24 thoughts on “Viking surnames”

  1. Having done extensive Danish research into my father’s family I can agree wholeheartedly. My paternal grandfather was the first in that branch to adopt his father’s surname of Jensen and he was born in 1893!

  2. The common Irish name Seán represents the Norman French pronunciation of Jean [John] and the spelling of Norse names in the Irish annals clearly shows various modifications of Norse sounds to accord with Irish norms. The Irish of the ninth century and later did not have problems with intermarriage or with adoption of new names and phrases and as far as we can trace them in the genealogies, most of the “Norse” surnames derive from ancestral Irishmen who just happened to be christened with Norse originating names. In the same way, the Norse of Iceland were quite happy to adopt names such as Njal (Niall) and Kormac which were bestowed on locals who had no documented contact with Ireland or Irish people. Most of the sense of foreign”otherness” which surrounds this topic in Irish historiography was introduced by scholars working in the heyday of the Irish cultural independence movement in the late nineteenth and early twentieth centuries and is not visible in the medieval documentation while modern DNA studies are adding to the confused “noise” which is obscuring the original evidence.

    1. Couldn’t agree more on the practise of borrowing surnames, it’s not much different from how modern Irish people today might have names of all sorta origin (Biblical, classical etc.)

      What I would add is that when comprehensive Y-DNA testing is done (67 or 111 STR’s and BigY) that if anything it reinforces that most of these so called ‘Viking names’ are actually branches of Irish kindred groups.

      Good example I can think of is the surname McManus. If you look in Woulfe there were at least two major families bearing the name, one a branch of the O’Connor’s of Connacht (via Magnus Ua Conchobair) the other a branch of the Maguires. (Magnus son of Donn Mag Uidhre?) Obviously relevant genealogies show up in for example Mac Fhirbhisigh etc.

      Unsurprisingly in relevant databases we see that men with surname McManus who have done comprehensive testing tend to fall into two major clusters (there are smaller ones as well), one cluster shows close match with men bearing the surname O’Connor and other west of Ireland surnames (generally names associated with the Uí Briúin). The other clusters with Maguires and other Fermanagh surnames (including McAuley another Maguire branch with a norse personal name in mix)

      In neither case do we see men bearing the surname match with people with more modern origins in Scandinavia.
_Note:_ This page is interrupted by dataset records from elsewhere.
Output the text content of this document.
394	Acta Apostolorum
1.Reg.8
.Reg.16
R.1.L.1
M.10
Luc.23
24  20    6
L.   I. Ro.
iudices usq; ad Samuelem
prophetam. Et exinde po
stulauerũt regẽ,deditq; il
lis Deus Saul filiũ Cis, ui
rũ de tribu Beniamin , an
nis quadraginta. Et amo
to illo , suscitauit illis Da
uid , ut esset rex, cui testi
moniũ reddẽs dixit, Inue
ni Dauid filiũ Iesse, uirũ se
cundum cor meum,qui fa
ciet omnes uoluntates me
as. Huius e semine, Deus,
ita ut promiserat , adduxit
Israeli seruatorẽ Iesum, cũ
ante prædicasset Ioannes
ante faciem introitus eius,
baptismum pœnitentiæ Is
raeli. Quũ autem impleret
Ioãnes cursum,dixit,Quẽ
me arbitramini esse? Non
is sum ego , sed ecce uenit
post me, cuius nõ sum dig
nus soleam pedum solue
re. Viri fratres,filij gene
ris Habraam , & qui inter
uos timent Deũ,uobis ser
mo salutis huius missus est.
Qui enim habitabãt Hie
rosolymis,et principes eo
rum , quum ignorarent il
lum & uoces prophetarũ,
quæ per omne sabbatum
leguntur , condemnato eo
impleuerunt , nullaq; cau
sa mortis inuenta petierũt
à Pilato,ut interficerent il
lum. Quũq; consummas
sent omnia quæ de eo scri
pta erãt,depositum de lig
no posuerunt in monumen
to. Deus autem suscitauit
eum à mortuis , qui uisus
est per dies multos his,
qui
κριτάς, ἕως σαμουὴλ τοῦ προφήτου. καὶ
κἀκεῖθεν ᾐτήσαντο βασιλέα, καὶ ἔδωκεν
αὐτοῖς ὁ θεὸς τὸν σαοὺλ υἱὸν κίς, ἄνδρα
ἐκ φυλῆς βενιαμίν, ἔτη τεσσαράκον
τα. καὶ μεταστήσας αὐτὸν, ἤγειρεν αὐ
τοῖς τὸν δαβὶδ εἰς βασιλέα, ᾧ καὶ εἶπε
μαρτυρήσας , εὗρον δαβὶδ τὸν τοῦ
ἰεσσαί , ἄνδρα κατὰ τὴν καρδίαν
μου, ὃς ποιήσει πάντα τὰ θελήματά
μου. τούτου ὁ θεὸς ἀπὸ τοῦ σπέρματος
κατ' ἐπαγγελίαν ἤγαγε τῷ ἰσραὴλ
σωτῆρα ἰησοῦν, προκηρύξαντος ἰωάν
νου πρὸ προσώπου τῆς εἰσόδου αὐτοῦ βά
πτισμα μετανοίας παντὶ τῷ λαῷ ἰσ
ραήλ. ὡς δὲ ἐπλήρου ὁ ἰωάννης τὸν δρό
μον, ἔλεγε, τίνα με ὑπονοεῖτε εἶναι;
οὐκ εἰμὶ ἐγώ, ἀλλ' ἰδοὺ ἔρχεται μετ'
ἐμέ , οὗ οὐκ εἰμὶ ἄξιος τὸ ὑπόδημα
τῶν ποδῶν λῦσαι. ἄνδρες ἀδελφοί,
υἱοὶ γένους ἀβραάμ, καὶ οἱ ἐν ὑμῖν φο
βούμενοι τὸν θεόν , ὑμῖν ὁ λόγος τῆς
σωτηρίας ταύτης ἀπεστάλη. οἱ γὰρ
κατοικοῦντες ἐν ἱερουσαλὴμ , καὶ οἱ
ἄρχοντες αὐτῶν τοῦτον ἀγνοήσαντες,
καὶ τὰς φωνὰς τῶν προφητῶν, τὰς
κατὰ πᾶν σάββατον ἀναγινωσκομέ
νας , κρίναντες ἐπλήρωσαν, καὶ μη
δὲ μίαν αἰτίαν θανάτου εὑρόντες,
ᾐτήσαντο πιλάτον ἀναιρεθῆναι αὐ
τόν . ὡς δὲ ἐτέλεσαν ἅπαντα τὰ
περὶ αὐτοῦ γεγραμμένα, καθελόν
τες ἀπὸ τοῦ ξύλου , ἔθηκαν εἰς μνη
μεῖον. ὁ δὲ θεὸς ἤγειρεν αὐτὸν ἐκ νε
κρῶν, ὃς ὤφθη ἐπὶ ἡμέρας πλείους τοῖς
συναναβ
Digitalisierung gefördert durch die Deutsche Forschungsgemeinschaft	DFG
  3. Very interesting. You may be aware of the Swedish colony that went to Pennsylvania/New Jersey/Delaware area in 1638. They too adopted hereditary surnames upon their arrival in America. Many theories about the names they chose, most were based on paternal names, such as Bengtson, which evolved to Bankson and the original settler was probably the son of Bengt. Also some were supposed to have adopted the name of the place they came from. Early Swedish names in America included Rambo, Cock, Bonde, Dalbo, Gunnarsson, Hendricksson, Hansson. For more information, see : http://colonialswedes.net/History/Chronology.html

    1. No.
      McCluskey is an Irish name originating around 1196 in the Roe River valley and is a sub-sept of the O’Cahans.
      Quinn is an anglicized version of Ó Coinn.
      Some friendly Vikings wishing to assimilate may have taken McCluskey or Quinn daughters as wives. There may have been affairs when a Viking father was not named, but the child retained the mother’s surname and some of the father’s genetics.

  4. My mother has been told by Irish people that her Irish Viking name is not Irish: Histon, or Ó h-Oistín.

  5. Fascinating.

    Like the use of terms “single generation” and “hereditary” for surnames as passed down generations. So clear to understand rather than using Patronymic etc.

  6. Is Kay, a possible derivative of Cai, descended from Viking? I’ve read Welsh, but Irish also. Thank you.